Para que el de Ciudadanos que ha descubierto la política antes de ayer me perdone la vida mientras me da la mano.

Para que el facha de toda la vida pepero o pepera, camisa azulita impecable él, blanca con pañuelo ella, me bese mientras me la estrecha mirándome a los ojos y me dice al oído que nosotros sí que somos decentes y no estos chorizos sociatas, que nosotros sí que somos rojos buenos.

Para que el nazi de Vox… bueno, con el nazi de vox no va a haber trato así que este párrafo sobra.
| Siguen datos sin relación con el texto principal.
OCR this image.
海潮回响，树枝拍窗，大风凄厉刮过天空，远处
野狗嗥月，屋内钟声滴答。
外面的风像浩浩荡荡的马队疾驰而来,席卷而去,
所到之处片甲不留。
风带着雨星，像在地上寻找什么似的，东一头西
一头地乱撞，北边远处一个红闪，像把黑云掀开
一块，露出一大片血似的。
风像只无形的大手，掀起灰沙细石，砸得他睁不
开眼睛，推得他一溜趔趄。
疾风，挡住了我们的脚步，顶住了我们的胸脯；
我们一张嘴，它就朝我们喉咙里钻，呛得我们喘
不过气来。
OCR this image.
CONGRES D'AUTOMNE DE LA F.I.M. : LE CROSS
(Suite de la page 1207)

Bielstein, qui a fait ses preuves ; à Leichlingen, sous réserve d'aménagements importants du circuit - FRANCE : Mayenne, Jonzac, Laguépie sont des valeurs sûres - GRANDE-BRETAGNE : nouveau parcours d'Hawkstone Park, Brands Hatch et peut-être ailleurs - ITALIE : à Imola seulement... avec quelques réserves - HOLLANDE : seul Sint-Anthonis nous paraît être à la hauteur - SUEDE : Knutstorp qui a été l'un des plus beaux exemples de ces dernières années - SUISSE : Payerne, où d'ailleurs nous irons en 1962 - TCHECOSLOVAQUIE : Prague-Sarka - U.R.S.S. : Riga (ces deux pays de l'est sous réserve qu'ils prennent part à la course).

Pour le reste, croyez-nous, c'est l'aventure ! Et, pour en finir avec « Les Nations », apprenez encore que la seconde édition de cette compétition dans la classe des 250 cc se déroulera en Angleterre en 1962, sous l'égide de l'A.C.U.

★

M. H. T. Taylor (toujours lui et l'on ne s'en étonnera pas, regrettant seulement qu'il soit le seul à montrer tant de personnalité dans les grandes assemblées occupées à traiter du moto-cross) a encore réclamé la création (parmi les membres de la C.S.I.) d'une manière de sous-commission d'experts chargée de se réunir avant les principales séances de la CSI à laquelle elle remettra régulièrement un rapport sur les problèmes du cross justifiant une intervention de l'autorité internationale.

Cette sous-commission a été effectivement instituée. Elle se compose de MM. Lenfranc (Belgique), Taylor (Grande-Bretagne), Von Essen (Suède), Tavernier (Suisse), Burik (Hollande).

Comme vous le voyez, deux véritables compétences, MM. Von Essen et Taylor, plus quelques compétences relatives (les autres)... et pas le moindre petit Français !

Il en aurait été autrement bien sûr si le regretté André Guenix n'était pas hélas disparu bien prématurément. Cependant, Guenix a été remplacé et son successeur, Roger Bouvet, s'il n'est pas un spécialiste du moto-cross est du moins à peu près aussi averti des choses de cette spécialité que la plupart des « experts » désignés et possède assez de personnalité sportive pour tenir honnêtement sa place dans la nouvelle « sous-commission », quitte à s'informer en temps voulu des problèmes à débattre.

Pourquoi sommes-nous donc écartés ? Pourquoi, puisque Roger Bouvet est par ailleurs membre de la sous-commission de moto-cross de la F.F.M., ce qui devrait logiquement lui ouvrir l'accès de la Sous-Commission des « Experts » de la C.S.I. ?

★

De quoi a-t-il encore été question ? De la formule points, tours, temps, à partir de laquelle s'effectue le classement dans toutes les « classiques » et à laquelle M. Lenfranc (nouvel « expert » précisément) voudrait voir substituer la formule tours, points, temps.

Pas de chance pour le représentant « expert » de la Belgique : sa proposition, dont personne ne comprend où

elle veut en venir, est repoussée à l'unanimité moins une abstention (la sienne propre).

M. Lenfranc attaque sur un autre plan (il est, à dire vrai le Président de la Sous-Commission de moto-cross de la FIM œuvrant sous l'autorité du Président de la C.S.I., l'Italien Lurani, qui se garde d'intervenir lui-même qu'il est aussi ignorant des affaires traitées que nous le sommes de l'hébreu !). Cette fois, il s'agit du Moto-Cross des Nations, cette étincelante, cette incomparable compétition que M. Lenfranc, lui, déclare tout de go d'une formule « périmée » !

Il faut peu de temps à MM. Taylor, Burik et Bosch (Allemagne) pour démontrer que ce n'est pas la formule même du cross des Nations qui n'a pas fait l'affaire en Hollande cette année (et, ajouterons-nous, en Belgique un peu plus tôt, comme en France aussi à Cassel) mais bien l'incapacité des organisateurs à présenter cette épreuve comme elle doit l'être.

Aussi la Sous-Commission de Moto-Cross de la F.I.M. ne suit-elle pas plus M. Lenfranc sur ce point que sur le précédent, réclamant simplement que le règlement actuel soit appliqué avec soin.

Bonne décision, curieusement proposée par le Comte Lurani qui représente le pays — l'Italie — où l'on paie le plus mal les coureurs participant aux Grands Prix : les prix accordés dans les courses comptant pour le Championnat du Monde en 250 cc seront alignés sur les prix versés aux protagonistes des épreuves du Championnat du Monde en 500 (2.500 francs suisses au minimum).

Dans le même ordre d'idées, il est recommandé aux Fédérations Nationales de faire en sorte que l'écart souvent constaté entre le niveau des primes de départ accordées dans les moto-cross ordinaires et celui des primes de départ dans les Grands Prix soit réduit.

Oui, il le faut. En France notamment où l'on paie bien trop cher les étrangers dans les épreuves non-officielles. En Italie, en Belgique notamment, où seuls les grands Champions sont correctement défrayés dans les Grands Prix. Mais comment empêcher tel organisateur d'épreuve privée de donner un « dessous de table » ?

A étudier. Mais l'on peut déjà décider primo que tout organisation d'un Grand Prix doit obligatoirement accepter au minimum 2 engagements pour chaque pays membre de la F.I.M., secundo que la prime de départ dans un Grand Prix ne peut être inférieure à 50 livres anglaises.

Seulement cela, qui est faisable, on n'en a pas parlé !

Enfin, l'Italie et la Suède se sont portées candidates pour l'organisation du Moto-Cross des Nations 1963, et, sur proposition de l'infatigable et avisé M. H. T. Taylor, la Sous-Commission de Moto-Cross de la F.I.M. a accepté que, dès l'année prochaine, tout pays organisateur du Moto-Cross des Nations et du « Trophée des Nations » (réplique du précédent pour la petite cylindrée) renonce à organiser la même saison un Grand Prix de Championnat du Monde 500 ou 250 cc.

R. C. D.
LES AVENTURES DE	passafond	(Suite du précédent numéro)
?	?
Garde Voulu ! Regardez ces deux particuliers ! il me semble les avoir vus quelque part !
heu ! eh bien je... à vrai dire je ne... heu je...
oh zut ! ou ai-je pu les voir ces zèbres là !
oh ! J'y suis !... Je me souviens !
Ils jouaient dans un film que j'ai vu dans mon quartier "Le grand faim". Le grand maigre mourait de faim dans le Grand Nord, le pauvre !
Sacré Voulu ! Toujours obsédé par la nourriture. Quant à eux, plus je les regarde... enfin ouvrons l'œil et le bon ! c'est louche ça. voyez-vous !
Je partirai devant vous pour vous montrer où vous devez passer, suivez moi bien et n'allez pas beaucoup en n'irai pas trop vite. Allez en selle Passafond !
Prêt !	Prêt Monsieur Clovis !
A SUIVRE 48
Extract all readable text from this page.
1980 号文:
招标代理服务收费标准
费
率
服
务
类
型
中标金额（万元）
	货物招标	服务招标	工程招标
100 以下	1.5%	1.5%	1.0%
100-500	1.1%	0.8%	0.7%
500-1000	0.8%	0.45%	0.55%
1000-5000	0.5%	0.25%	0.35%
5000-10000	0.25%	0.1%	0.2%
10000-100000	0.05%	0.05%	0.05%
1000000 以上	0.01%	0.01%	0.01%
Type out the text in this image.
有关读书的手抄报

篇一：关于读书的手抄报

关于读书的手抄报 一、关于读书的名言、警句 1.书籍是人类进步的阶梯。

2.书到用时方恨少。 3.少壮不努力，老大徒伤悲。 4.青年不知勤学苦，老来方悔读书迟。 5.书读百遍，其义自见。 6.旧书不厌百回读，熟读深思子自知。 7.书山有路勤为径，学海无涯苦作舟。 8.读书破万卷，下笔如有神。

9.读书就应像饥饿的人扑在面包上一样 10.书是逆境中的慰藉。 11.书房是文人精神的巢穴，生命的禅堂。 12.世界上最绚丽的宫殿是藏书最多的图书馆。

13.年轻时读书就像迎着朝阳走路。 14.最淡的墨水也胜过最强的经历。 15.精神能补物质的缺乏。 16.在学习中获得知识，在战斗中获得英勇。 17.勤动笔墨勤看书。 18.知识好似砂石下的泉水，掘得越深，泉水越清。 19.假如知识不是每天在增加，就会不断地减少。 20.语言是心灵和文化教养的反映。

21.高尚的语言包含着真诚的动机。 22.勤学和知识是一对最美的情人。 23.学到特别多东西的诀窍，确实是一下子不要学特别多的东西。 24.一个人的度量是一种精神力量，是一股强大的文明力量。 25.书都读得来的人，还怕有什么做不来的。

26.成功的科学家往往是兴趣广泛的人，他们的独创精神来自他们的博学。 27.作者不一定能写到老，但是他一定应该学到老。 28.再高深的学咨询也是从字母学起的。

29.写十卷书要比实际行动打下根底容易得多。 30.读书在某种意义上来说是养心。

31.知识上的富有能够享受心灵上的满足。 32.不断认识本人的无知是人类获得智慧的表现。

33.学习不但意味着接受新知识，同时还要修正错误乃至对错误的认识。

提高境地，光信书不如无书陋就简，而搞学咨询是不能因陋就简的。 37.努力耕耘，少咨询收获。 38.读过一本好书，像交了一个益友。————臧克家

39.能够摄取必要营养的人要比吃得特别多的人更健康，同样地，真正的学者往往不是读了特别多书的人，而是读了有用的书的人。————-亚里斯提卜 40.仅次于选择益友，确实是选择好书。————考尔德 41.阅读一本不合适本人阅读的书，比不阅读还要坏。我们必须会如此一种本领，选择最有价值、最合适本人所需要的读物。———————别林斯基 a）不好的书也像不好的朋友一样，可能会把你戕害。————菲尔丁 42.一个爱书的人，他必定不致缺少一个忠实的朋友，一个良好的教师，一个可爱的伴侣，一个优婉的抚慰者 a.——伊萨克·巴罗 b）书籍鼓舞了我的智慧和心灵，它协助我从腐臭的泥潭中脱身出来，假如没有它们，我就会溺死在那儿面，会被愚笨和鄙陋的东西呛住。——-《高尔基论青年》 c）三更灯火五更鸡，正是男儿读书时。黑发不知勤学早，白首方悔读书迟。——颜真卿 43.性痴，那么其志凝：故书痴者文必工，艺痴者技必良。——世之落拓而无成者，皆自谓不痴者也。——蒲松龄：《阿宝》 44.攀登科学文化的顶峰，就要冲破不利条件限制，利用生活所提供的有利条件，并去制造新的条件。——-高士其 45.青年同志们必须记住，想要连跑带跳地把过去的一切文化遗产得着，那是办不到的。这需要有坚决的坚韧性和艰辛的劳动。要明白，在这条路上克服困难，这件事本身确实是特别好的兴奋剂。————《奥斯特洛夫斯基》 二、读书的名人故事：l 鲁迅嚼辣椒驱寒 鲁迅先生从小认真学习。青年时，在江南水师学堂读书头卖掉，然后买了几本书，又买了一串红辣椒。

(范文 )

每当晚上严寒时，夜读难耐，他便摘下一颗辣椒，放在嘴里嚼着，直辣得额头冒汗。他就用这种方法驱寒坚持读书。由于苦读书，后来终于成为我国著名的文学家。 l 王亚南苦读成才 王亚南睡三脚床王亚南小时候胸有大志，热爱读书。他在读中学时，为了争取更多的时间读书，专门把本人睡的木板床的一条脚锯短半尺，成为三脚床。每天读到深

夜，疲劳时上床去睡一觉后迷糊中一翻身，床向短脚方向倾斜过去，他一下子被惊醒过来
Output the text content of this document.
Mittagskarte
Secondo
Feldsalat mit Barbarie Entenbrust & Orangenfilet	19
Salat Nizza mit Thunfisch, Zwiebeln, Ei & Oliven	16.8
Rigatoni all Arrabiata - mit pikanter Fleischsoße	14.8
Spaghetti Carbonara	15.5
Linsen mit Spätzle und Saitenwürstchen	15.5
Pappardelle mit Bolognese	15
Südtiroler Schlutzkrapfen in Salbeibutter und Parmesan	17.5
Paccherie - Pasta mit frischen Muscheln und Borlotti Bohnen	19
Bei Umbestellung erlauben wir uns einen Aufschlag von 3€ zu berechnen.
Con todo lo que nos vamos a decir allí ese día hasta las nueve de la noche que empiece el rockandroll, se podría hacer un partido de unidad nacional de puta madre. Más que nada porque por delante todos nos dan la razón. Y no es por dármelas de nada y  quedar por encima de nadie, pero yo no les suelo regalar los oídos a ninguno. Cuando era más joven porque gastaba la arrogancia del inexperto poseedor de la verdad absoluta, ahora de mayor, porque conozco el desencanto cínico del que se sabe de memoria lo que hay y se la suda todo.

Y el domingo después de todo el día, bien entrada la noche me iré acercando al bar y preguntaré a la de las encuestas que está en la puerta cómo vamos. Quiero imaginar que me va a decir que guay, que la gente nos ha dado su respaldo y que las encuestas dicen que viene el socialismo y la república, porque para eso era la confluencia, ¿no?

Y Mientras todo esto pasa, cuando llegue la hora de cerrar el colegio contaré mis votos. Repartiré manos y besos a los de siempre y me iré a la agrupación a tomarme un líquido. Más tarde de camino a casa recordaré cuando era niño y acompañaba a mi padre a pegar carteles. La ilusión que le ponían él y los suyos, la mierda en que se ha convertido todo esto.

Pero el domingo me acostaré tranquilo, satisfecho de haber estado en mi sitio cuando tanto tonto de la polla trabajador habrá hecho de su voto un sainete. Allá ellos. Así nos luce el pelo. Porque el domingo hasta mi suegra votará a los comunistas de Izquierda Unida se llamen como se llamen y vayan con quien vayan. Porque aunque ahora en esa lista arriba ponga otros nombres, ese voto se llama Domingo Malagón Y Marcelino. Josefina Samper y Paquita Martín. Gregorio López Raimundo y Marcos Ana. Teodomira Gallardo y Concha Carretero. Se llama Abelardo Martín y Julián Escribano.

Porque ya no se trata solo de defender nuestros intereses. Se trata de parar al fascismo campando cómodamente por el barrio. Se trata de no caer en la trampa de la diversidad de la soja y la hamburguesa vegana, que esta deliciosa, pero quiero tener trabajo y un salario digno. Se trata de atajar la millonésima llamada al voto útil de los mismos que tardan cero coma en traicionar lo que dicen en campaña. Se trata de tragar saliva y anteponer lo necesario a lo folclórico y poner el afán en el día que estamos. Se trata de ponerse el traje de luces del futuro y tomarse la achicoria del rencor en votos.

Se trata del Partido Comunista que te llama a votar a Izquierda Unida en Unidas Podemos.